Inside, I was one of three people there to vote, and as chance would have it all three of us had names funneling us to the “Last Names Starting with H-O” line. And the person handling that queue was a lady who used to work with us, Sjan Morrow, who retired last year.

When Sjan finished with the first person in line, she asked the next person what their last name was, and as it turned out, it was in a different book from the Martins, so she gave the Martins book to the lady staffing the empty A-G line, who then called me up. After peeling a label with my name and address on it from the book and sticking it on a form, I took the form over to the ballot table. A lady there recorded my intention to vote, and a handsome and hunky man sitting next to her handed me my ballot, after scanning the paperwork with a hand-held scanner not unlike those used at grocery stores to do inventory of items on the shelves.

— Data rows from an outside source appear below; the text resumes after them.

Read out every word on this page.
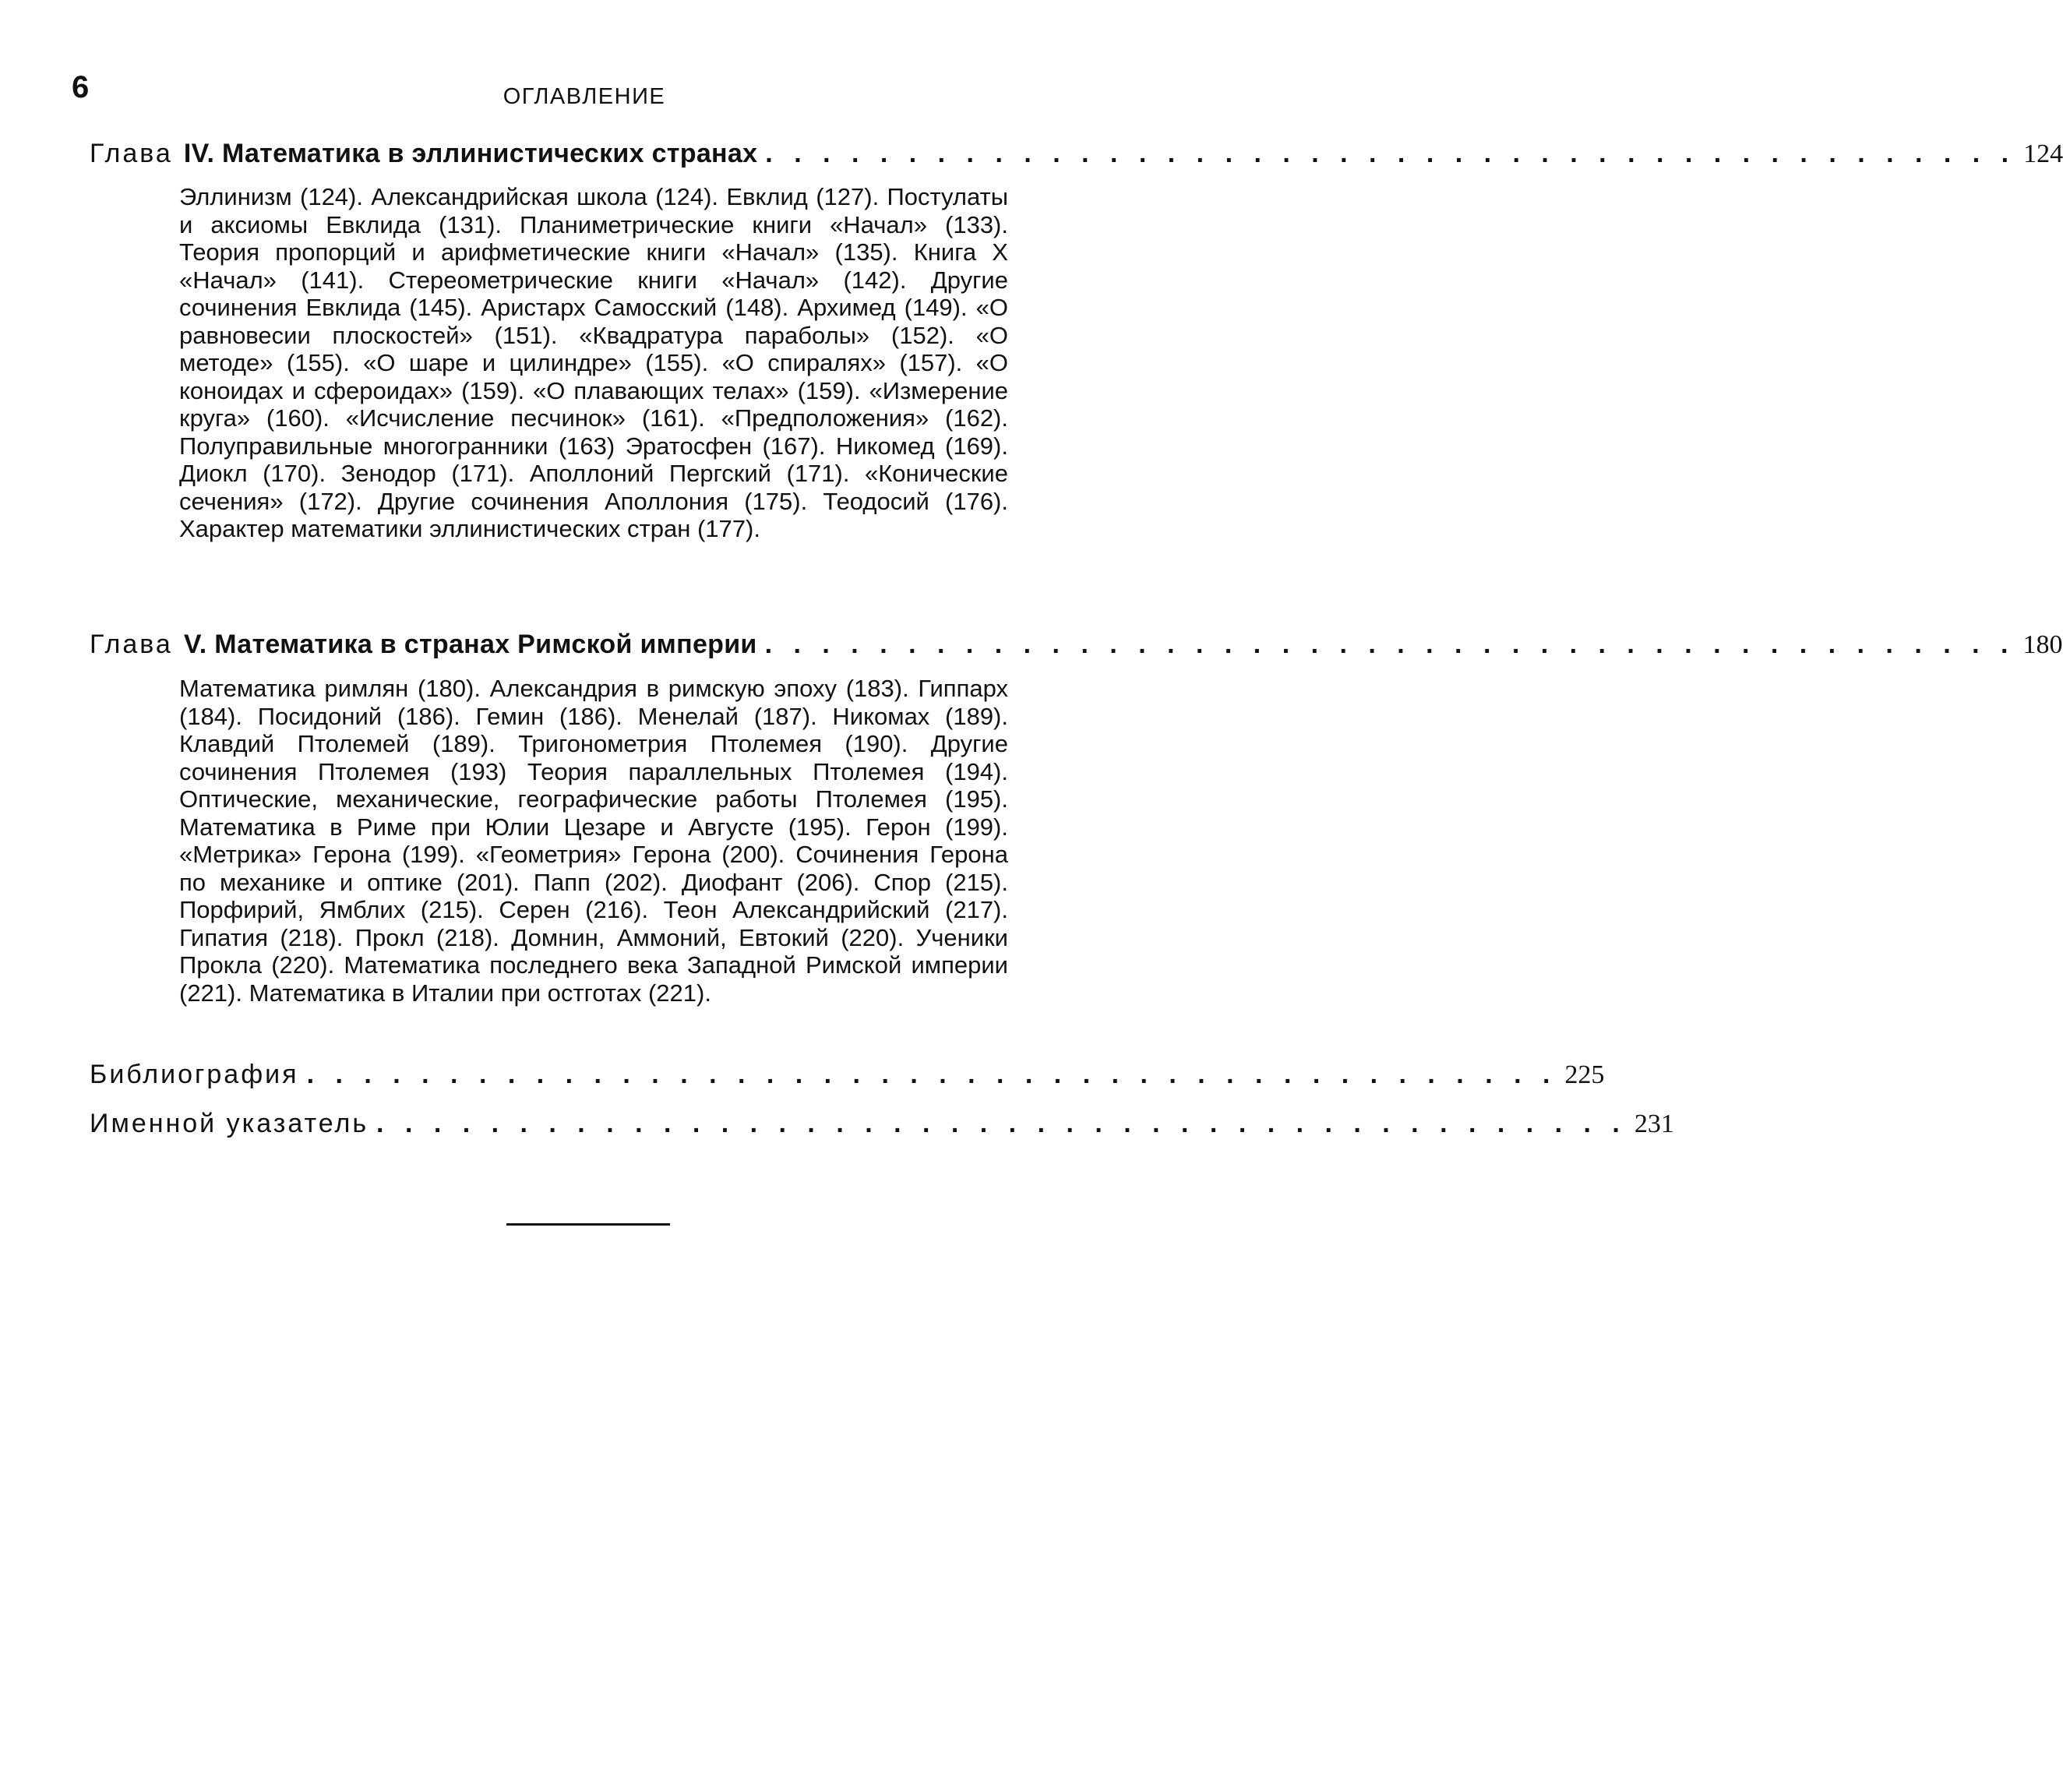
6	ОГЛАВЛЕНИЕ
Глава IV. Математика в эллинистических странах . . . . . . . . . . . . . . . . . . . . . . . . . . . . . . . . . . . . . . . . . . . . 124
Эллинизм (124). Александрийская школа (124). Евклид (127). Постулаты и аксиомы Евклида (131). Планиметрические книги «Начал» (133). Теория пропорций и арифметические книги «Начал» (135). Книга X «Начал» (141). Стереометрические книги «Начал» (142). Другие сочинения Евклида (145). Аристарх Самосский (148). Архимед (149). «О равновесии плоскостей» (151). «Квадратура параболы» (152). «О методе» (155). «О шаре и цилиндре» (155). «О спиралях» (157). «О коноидах и сфероидах» (159). «О плавающих телах» (159). «Измерение круга» (160). «Исчисление песчинок» (161). «Предположения» (162). Полуправильные многогранники (163) Эратосфен (167). Никомед (169). Диокл (170). Зенодор (171). Аполлоний Пергский (171). «Конические сечения» (172). Другие сочинения Аполлония (175). Теодосий (176). Характер математики эллинистических стран (177).
Глава V. Математика в странах Римской империи . . . . . . . . . . . . . . . . . . . . . . . . . . . . . . . . . . . . . . . . . . . . 180
Математика римлян (180). Александрия в римскую эпоху (183). Гиппарх (184). Посидоний (186). Гемин (186). Менелай (187). Никомах (189). Клавдий Птолемей (189). Тригонометрия Птолемея (190). Другие сочинения Птолемея (193) Теория параллельных Птолемея (194). Оптические, механические, географические работы Птолемея (195). Математика в Риме при Юлии Цезаре и Августе (195). Герон (199). «Метрика» Герона (199). «Геометрия» Герона (200). Сочинения Герона по механике и оптике (201). Папп (202). Диофант (206). Спор (215). Порфирий, Ямблих (215). Серен (216). Теон Александрийский (217). Гипатия (218). Прокл (218). Домнин, Аммоний, Евтокий (220). Ученики Прокла (220). Математика последнего века Западной Римской империи (221). Математика в Италии при остготах (221).
Библиография . . . . . . . . . . . . . . . . . . . . . . . . . . . . . . . . . . . . . . . . . . . . 225
Именной указатель . . . . . . . . . . . . . . . . . . . . . . . . . . . . . . . . . . . . . . . . . . . . 231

I was the 122nd to vote at that polling place, which is kind of pathetic, albeit not unexpected. I had my handy sheet of recommendations from ENC on LGBT-friendly candidates, and it together with a discussion I’d had with my boss earlier in the day about the candidates running for the U.S. Senate from N.C., enabled me to cast my ballot for all but one office. There were three candidates running for “District 10,” none of whom I knew, and none of whom were endorsed by ENC, so I just didn’t vote in that race.

Although I was the 122nd person to receive my ballot, I was the 123rd person to vote, as evidently, the person getting her ballot after me finished casting her ballot before me.

I received my kudos for voting:

and promptly and proudly stuck it on my t-shirt.


Earlier in the day, I’d seen a breaking news headline that there’d been a shooting in Durham at the Duke’s North Duke Street Clinic. I immediately thought of Robert as that’s the area near where he works, and a few minutes later, I was relieved to read the updated headline, “Woman shot, killed at Duke clinic.”

At home, while having an instant message conversation and playing online Scrabble with Robert, he found out that that woman was someone he worked with, having met and become friends with her over the last 3 years. He described her as a “sweet” lady, as did the news stories later in the day as the story had unfolded, and he’d talked to her just this morning. Sad. I’m sorry for your loss, my sweet man.


I waffled—too many times and for too long—about going to the gym tonight, and in the end opted for a two-hour nap, from 8:30-10:30 instead. Slug.

When I woke up, I thought about going down to Flex, just because I could—not having any homework and a work day with no meetings tomorrow—but then I thought, “I don’t need to spend the money, and I don’t need the calories,” so in the end stayed in.